Ceratopteris provides an ideal contrast to Azolla. It is homosporous, and its genome is 11.26Gb (1C; DB Marchant, unpublished), an order of magnitude larger than that of Azolla. This size is more typical of genome sizes found in leptosporangiate ferns and is closer to the size scale of conifer genomes than to Azolla. Ceratopteris is the “Arabidopsis of the fern world”: it can be readily transformed with recombinant DNA [76, 77] and has a fast life cycle, features that have made it an ideal genetic model system for studying sex expression and mating systems [7881], spore and gametophyte development [8287], and even plant responses to gravity during space flight [88]. In addition, a rapidly developing strain of Ceratopteris has been used extensively as an educational model system in undergraduate and K-12 biology instruction worldwide [89, 90].
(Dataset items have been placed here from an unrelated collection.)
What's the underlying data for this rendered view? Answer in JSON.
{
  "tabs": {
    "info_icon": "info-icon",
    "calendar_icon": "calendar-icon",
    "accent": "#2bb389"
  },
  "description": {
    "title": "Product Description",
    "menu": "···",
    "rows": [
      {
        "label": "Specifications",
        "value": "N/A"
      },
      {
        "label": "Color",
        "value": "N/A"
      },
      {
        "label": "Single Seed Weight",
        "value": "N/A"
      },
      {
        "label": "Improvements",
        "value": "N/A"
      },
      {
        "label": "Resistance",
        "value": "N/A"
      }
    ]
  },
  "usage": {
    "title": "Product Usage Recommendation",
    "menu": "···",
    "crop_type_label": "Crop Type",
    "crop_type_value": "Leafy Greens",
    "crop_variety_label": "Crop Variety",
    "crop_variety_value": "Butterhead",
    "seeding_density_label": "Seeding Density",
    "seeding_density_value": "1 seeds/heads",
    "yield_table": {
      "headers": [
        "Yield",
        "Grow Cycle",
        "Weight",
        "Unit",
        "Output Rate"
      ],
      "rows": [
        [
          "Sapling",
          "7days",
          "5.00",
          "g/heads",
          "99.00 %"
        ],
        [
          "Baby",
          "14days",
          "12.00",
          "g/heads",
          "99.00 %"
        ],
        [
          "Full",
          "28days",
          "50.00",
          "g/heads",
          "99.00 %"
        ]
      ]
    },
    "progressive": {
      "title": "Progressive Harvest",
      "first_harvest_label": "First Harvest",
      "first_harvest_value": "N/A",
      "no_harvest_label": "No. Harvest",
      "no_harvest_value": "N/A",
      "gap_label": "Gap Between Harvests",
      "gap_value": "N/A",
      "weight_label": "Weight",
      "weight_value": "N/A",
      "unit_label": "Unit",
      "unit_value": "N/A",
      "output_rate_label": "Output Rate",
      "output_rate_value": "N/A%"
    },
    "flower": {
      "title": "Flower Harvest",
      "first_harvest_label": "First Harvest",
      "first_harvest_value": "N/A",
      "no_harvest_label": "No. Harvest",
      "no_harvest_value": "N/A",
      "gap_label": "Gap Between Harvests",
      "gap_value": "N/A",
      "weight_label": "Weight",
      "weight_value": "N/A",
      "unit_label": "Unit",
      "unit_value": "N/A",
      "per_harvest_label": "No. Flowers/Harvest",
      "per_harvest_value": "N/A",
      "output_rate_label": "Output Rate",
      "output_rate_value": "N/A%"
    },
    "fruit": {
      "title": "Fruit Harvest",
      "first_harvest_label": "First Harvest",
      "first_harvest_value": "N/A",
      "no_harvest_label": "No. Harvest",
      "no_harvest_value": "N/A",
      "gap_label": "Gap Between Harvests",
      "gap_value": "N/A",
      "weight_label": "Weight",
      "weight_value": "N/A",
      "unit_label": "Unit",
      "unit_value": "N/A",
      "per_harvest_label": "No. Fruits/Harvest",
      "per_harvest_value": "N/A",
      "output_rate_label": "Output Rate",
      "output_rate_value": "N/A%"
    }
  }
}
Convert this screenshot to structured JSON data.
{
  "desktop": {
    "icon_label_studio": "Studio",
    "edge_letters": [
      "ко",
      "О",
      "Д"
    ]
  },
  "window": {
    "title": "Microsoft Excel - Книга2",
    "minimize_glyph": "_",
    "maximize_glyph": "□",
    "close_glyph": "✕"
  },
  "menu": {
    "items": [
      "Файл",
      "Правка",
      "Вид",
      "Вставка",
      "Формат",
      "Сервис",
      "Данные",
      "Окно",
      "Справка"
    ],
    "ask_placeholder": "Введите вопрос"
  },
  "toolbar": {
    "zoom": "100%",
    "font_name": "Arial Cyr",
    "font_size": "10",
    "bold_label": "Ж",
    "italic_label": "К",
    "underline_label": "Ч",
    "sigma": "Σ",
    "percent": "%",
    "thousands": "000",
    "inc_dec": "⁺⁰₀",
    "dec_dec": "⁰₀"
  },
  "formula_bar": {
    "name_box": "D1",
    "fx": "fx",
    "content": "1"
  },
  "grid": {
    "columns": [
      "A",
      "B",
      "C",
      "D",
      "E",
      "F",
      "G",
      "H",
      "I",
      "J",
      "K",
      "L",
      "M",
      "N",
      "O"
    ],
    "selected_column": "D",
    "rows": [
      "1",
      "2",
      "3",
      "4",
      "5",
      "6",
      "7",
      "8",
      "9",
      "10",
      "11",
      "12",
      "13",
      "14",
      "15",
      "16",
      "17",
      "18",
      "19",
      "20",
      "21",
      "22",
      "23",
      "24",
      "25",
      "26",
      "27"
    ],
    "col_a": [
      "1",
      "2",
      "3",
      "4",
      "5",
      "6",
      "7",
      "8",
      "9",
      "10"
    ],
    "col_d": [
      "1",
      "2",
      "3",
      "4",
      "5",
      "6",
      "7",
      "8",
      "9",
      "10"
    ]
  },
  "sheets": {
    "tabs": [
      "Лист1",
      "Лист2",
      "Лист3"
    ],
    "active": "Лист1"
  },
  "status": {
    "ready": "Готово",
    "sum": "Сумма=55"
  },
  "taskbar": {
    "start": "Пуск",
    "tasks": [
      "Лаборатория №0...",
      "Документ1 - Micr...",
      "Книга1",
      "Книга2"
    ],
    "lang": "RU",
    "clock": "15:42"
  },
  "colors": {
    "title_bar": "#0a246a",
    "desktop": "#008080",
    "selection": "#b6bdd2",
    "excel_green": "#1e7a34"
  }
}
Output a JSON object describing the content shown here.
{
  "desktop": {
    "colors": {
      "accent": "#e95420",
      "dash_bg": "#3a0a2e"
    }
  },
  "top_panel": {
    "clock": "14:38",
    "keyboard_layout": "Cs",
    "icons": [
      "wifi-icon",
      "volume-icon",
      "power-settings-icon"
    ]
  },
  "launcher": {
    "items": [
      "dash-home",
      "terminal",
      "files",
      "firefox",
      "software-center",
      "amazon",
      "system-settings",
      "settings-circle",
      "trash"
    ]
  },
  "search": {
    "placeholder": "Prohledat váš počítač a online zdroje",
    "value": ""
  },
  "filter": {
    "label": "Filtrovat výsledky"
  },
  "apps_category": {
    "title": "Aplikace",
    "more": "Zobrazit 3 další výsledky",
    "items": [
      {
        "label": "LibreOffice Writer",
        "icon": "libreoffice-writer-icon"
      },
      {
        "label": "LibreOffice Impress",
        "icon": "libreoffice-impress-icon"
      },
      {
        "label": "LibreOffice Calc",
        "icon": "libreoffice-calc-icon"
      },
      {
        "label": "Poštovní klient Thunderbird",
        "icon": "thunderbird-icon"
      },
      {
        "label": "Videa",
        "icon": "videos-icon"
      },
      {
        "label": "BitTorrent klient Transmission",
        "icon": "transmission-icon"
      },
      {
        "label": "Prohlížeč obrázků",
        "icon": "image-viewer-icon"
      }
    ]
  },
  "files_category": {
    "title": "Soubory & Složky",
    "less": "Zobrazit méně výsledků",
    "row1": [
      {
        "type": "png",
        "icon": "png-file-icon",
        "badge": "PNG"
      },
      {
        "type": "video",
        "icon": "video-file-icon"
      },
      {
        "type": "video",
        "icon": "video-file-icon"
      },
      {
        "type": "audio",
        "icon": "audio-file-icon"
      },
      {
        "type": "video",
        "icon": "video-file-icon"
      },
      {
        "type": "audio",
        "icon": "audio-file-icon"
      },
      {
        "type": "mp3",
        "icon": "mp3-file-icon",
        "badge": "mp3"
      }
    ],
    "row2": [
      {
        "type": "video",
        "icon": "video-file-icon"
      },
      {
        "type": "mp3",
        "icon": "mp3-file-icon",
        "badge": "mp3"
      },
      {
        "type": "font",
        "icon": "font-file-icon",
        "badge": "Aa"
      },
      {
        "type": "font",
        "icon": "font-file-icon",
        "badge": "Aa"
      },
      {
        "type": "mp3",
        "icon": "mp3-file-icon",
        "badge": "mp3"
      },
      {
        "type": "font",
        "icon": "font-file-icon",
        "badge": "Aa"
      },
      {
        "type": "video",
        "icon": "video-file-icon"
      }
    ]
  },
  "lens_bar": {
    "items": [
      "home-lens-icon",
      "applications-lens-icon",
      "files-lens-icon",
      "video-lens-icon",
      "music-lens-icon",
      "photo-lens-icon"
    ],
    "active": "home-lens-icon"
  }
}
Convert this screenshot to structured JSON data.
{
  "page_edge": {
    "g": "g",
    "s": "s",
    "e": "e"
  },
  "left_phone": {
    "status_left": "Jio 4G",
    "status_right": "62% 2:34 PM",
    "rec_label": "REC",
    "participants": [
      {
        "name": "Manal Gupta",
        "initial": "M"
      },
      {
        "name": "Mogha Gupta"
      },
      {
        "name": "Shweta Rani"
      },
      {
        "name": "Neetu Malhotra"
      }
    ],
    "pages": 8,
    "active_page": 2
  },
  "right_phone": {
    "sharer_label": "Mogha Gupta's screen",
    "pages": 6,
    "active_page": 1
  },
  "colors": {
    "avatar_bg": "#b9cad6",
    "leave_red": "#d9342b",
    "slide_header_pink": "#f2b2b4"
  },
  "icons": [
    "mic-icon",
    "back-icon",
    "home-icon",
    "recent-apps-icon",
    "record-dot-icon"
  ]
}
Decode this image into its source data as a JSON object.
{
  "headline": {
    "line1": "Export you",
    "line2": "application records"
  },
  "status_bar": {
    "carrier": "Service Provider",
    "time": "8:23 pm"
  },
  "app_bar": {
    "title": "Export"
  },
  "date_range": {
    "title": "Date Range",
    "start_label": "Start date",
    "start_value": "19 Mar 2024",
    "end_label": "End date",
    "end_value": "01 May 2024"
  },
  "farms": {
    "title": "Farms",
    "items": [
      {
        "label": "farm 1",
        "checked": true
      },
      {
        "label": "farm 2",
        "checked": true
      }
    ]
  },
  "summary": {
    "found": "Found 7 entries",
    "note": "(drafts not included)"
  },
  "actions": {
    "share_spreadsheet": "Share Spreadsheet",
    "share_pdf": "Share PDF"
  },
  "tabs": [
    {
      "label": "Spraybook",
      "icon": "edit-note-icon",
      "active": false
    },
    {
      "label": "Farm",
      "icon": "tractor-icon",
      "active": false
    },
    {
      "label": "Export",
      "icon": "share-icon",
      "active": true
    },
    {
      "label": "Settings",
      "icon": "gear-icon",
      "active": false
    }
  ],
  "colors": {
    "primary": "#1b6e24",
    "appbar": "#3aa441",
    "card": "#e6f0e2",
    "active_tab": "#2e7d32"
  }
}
The earliest candidates for genome sequencing in plants tended to be those with small and simple genomes that could be assembled with relative ease. As the trend towards whole-genome sequencing intensifies, an increasing number of taxa with large or complex genomes will be of interest for complete nuclear genome sequencing. It is likely that most large fern genomes will not assemble easily using current techniques, making them important test cases for improved sequencing strategies, mapping, and especially assembly approaches, such as those recently developed for sequencing of the 22Gb (1C) loblolly pine [91, 92] and 20Gb (1C) Norway spruce [93] genomes [94]. Ceratopteris will provide such an opportunity, and genetic resources for this species already exist to facilitate the assembly process. These include a genetic linkage map and mapping population comprising ~500 doubled haploid lines (DHLs) [53], which will allow efficient de novo sequencing and high-quality assembly, leveraging, for example, the recombinant population genome construction approach of Hahn et al. [95]. Azolla will provide a novel opportunity to sequence a plant nuclear genome that has co-evolved for more than 70 million years along with the genomes of its obligate, vertically-inherited symbiotic microbiome. The genome of one such symbiont has been sequenced [66], but additional components of the fern microbiome are not well characterized.

Conclusions

Ferns are a phylogenetically pivotal and evolutionarily critical group of plants, yet they remain a group for which we lack extensive nuclear genomic resources. This is an astonishing reality, given the progress that has been made to date elsewhere across the tree of life. Transcriptome sequencing efforts such as the 1,000 Plants Project [23] have vastly expanded the gene sequence resources available for plants, but genes alone are insufficient to answer the most pressing questions in fern and land plant genome evolution. Ferns are crucial for understanding many aspects of plant development, physiology, metabolism, and evolution, and they hold the answers to key questions that have puzzled evolutionary and comparative biologists for more than a century. Between these two ferns—Ceratopteris and Azolla— evolution has operated for 400 million years, providing tremendous opportunity for differences to accumulate, both between these genomes and between ferns and other extant plants. Simultaneous sequencing of Azolla and Ceratopteris will close the phylogenetic gap in available plant genomes, and more importantly, will complete the critical framework necessary for rigorous comparative studies of genome structure and function across land plants.